詳細配置:http://docs.celeryproject.org/en/latest/userguide/configuration.html?highlight=CELERYD_CONCURRENCY

2、celery.py

# -*- coding: utf-8 -*-
# @Time    : 2019/6/28 9:54
# @Author  : Zcs
# @File    : celery.py
from __future__ import absolute_import, unicode_literals
import os
from celery import Celery, platforms
from celery_test import settings

# 支持使用root用戶啓動worker
platforms.C_FORCE_ROOT = True

# 解決win64下的一個bug需要用到該設置
os.environ.setdefault('FORKED_BY_MULTIPROCESSING', '1')

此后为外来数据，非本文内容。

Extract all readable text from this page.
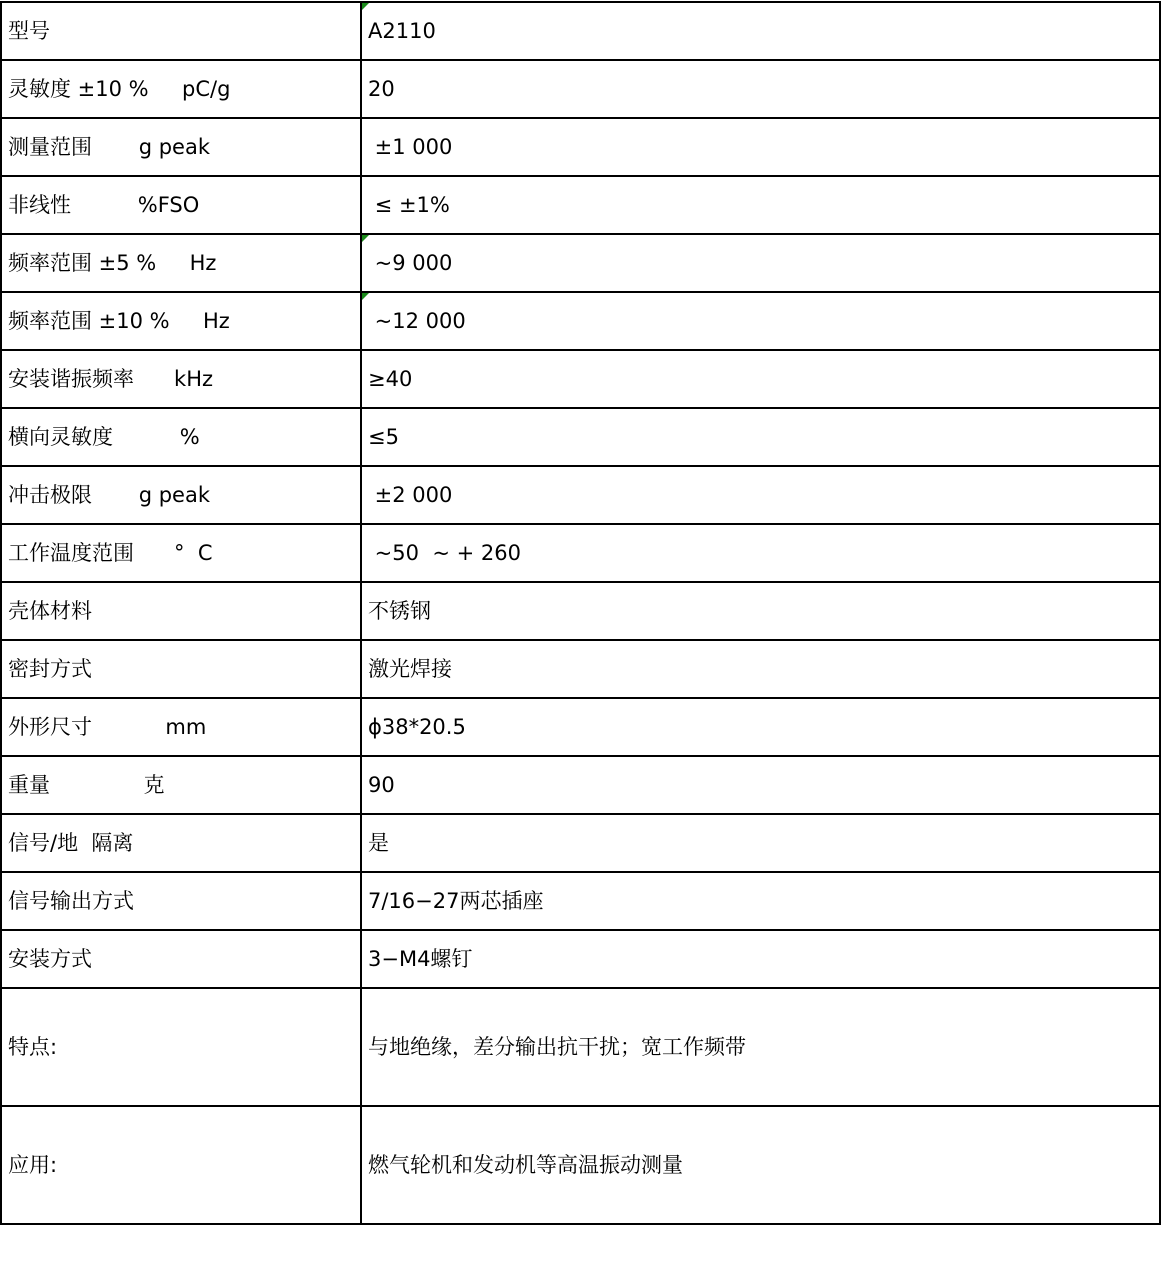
型号	A2110
灵敏度 ±10 %     pC/g	20
测量范围       g peak	±1 000
非线性          %FSO	≤ ±1%
频率范围 ±5 %     Hz	~9 000
频率范围 ±10 %     Hz	~12 000
安装谐振频率      kHz	≥40
横向灵敏度          %	≤5
冲击极限       g peak	±2 000
工作温度范围      °  C	~50  ~ + 260
壳体材料	不锈钢
密封方式	激光焊接
外形尺寸           mm	ϕ38*20.5
重量              克	90
信号/地  隔离	是
信号输出方式	7/16−27两芯插座
安装方式	3−M4螺钉
特点:	与地绝缘，差分输出抗干扰；宽工作频带
应用:	燃气轮机和发动机等高温振动测量
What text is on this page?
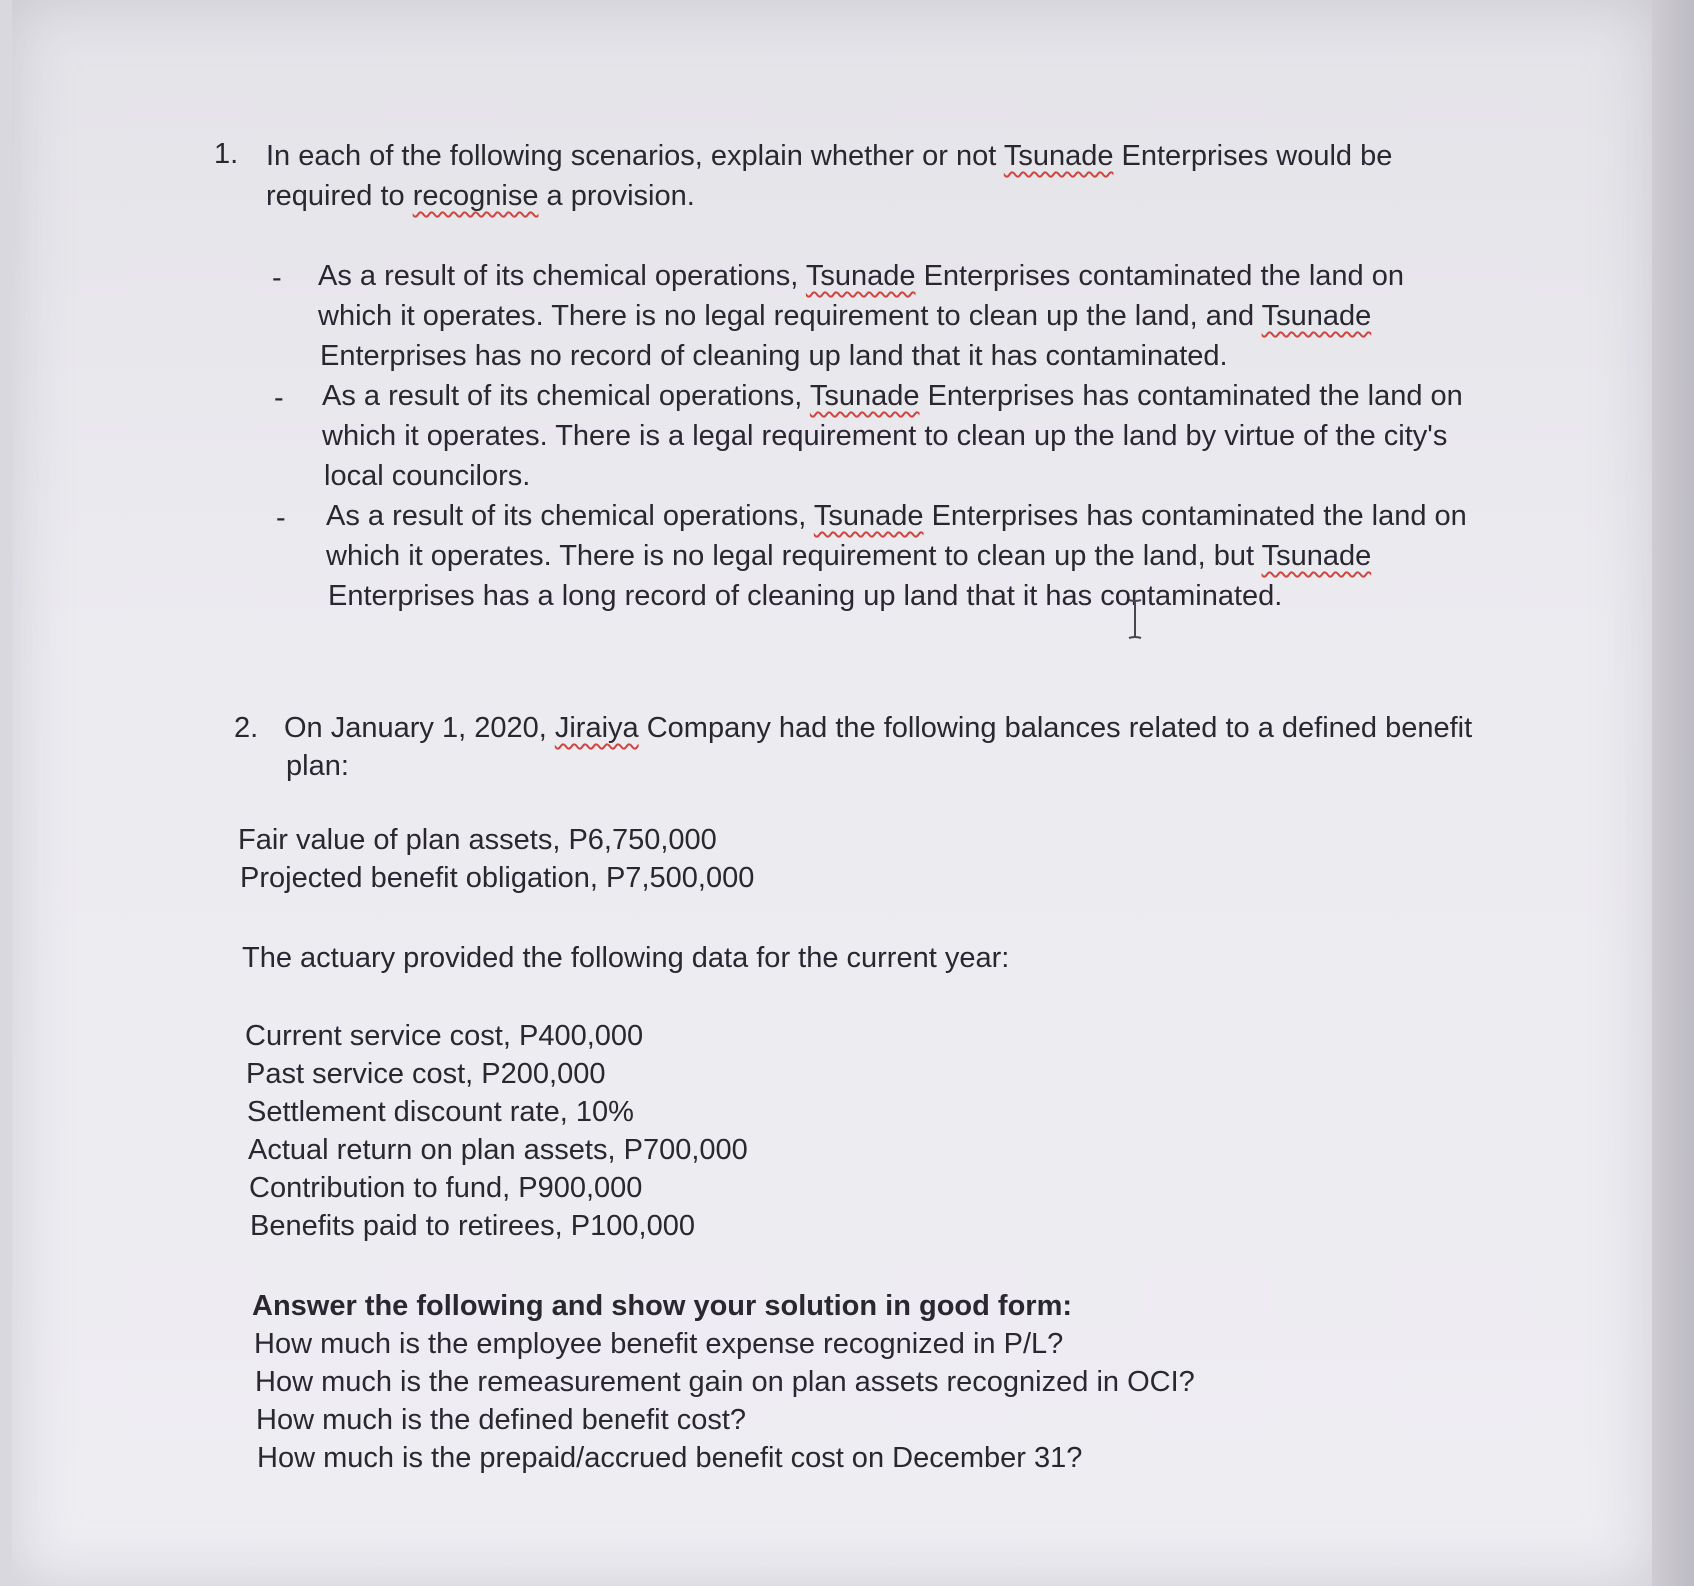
1. In each of the following scenarios, explain whether or not Tsunade Enterprises would be
required to recognise a provision.
- As a result of its chemical operations, Tsunade Enterprises contaminated the land on
which it operates. There is no legal requirement to clean up the land, and Tsunade
Enterprises has no record of cleaning up land that it has contaminated.
- As a result of its chemical operations, Tsunade Enterprises has contaminated the land on
which it operates. There is a legal requirement to clean up the land by virtue of the city's
local councilors.
- As a result of its chemical operations, Tsunade Enterprises has contaminated the land on
which it operates. There is no legal requirement to clean up the land, but Tsunade
Enterprises has a long record of cleaning up land that it has contaminated.
2. On January 1, 2020, Jiraiya Company had the following balances related to a defined benefit
plan:
Fair value of plan assets, P6,750,000
Projected benefit obligation, P7,500,000
The actuary provided the following data for the current year:
Current service cost, P400,000
Past service cost, P200,000
Settlement discount rate, 10%
Actual return on plan assets, P700,000
Contribution to fund, P900,000
Benefits paid to retirees, P100,000
Answer the following and show your solution in good form:
How much is the employee benefit expense recognized in P/L?
How much is the remeasurement gain on plan assets recognized in OCI?
How much is the defined benefit cost?
How much is the prepaid/accrued benefit cost on December 31?
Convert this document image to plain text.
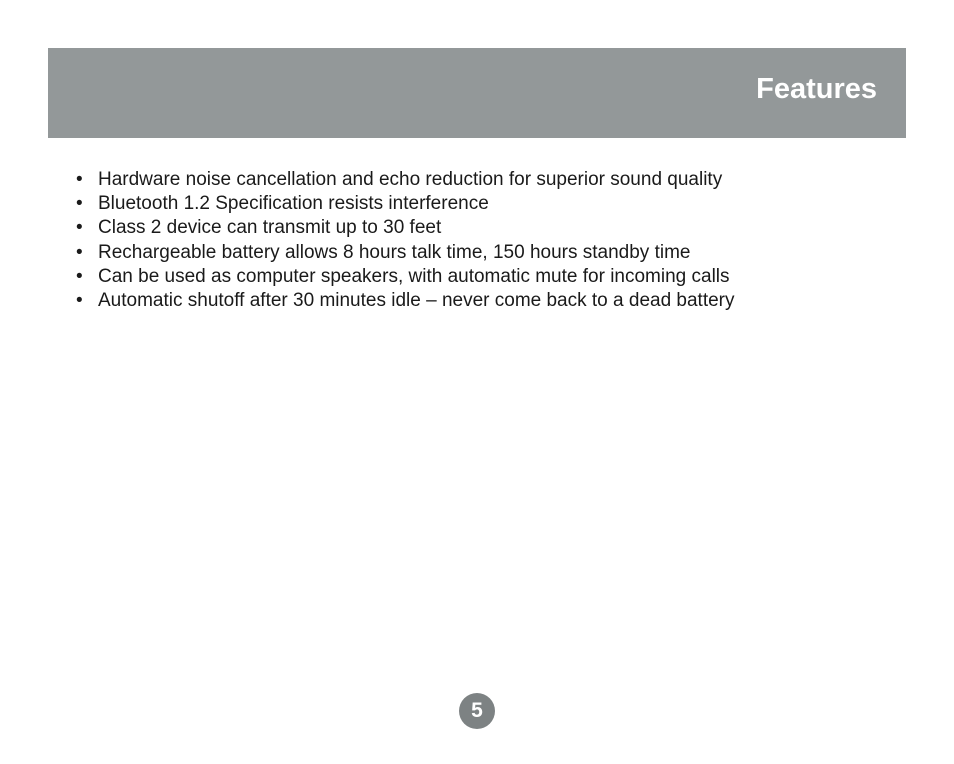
Features
• Hardware noise cancellation and echo reduction for superior sound quality
• Bluetooth 1.2 Specification resists interference
• Class 2 device can transmit up to 30 feet
• Rechargeable battery allows 8 hours talk time, 150 hours standby time
• Can be used as computer speakers, with automatic mute for incoming calls
• Automatic shutoff after 30 minutes idle – never come back to a dead battery
5
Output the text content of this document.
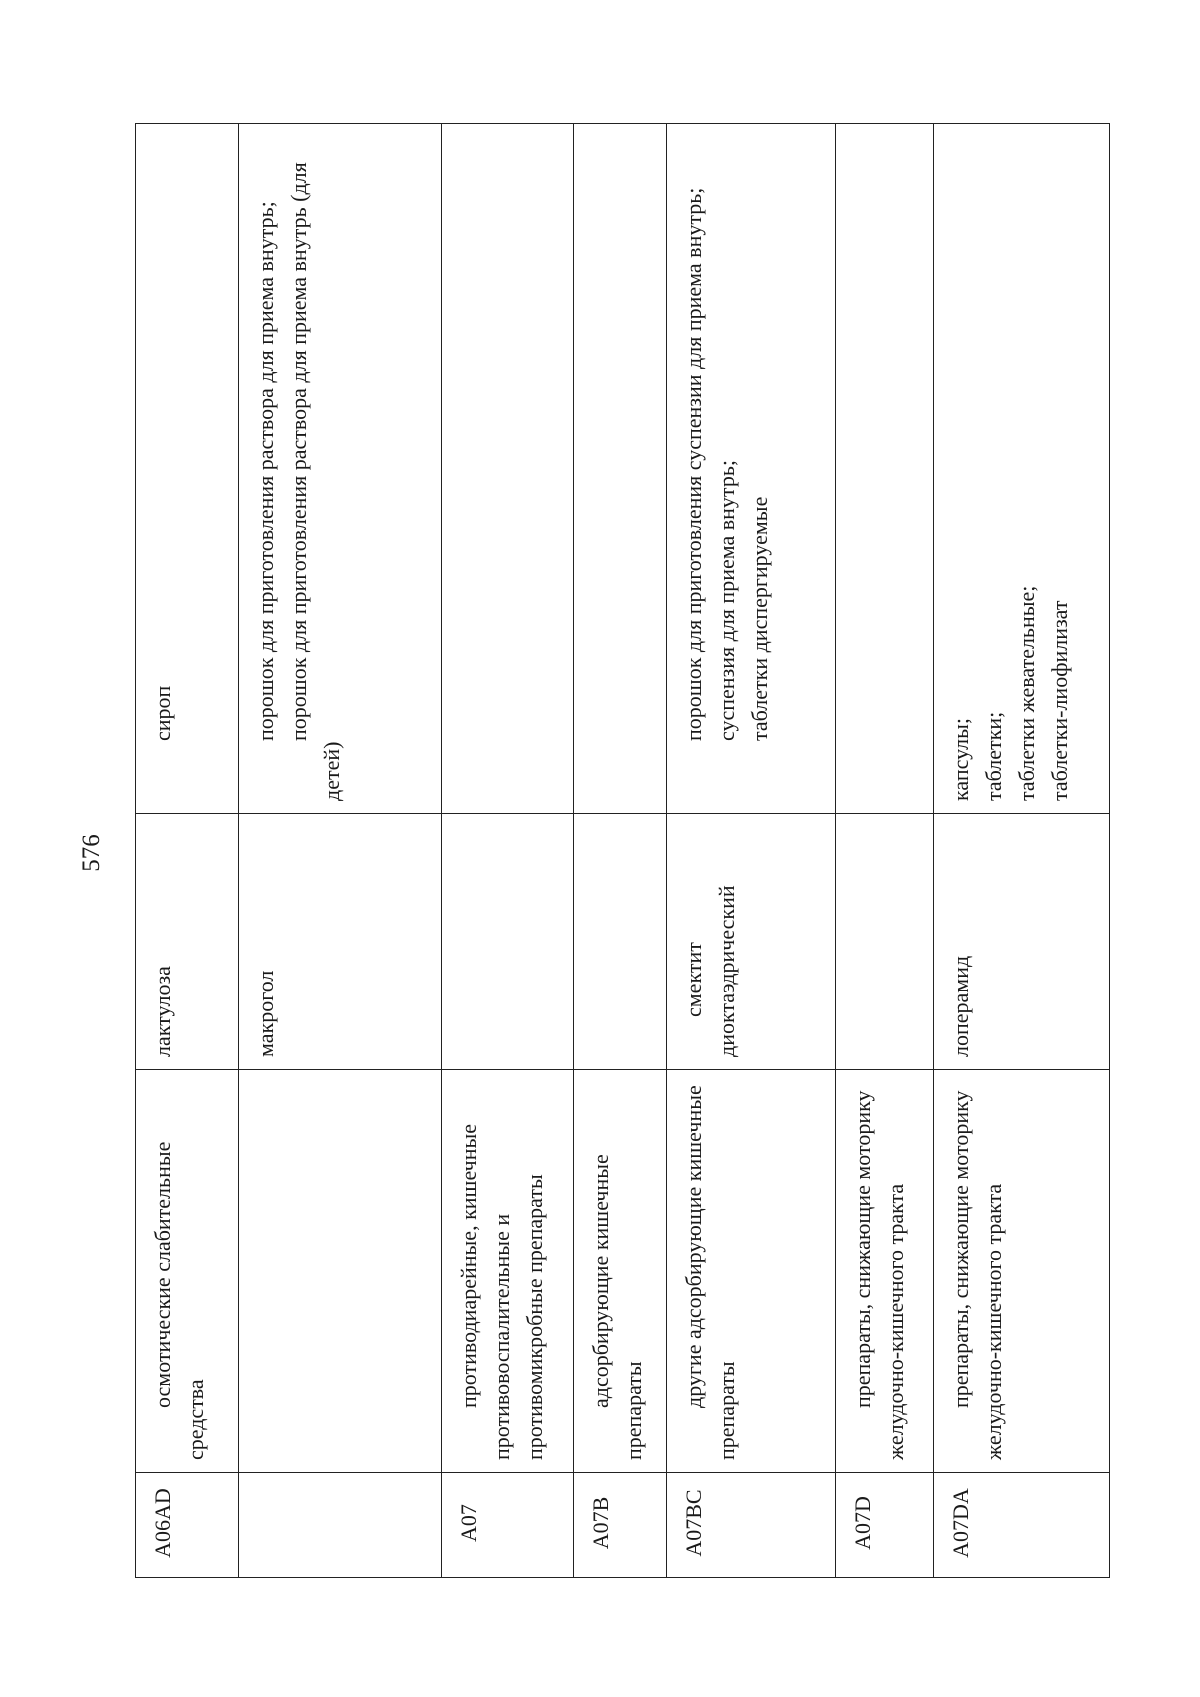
576
A06AD	осмотические слабительные средства	лактулоза	сироп

		макрогол	порошок для приготовления раствора для приема внутрь; порошок для приготовления раствора для приема внутрь (для детей)

A07	противодиарейные, кишечные противовоспалительные и противомикробные препараты		
A07B	адсорбирующие кишечные препараты		
A07BC	другие адсорбирующие кишечные препараты	смектит диоктаэдрический	порошок для приготовления суспензии для приема внутрь; суспензия для приема внутрь; таблетки диспергируемые

A07D	препараты, снижающие моторику желудочно-кишечного тракта		
A07DA	препараты, снижающие моторику желудочно-кишечного тракта	лоперамид	капсулы; таблетки; таблетки жевательные; таблетки-лиофилизат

# 設置celery命令行默認環境變量,不添加該變量celery會找不到各APP的tasks
os.environ.setdefault('DJANGO_SETTINGS_MODULE', 'celery_test.settings')

# 創建celery實例
app = Celery('celery_test')

# 配置參數,使用celery_config
app.config_from_object('celery_test.celery_config')

# 設置配置以CELERY_開頭
app.namespace = 'CELERY'

# 加載所有APP中的tasks.py
app.autodiscover_tasks(lambda: settings.INSTALLED_APPS)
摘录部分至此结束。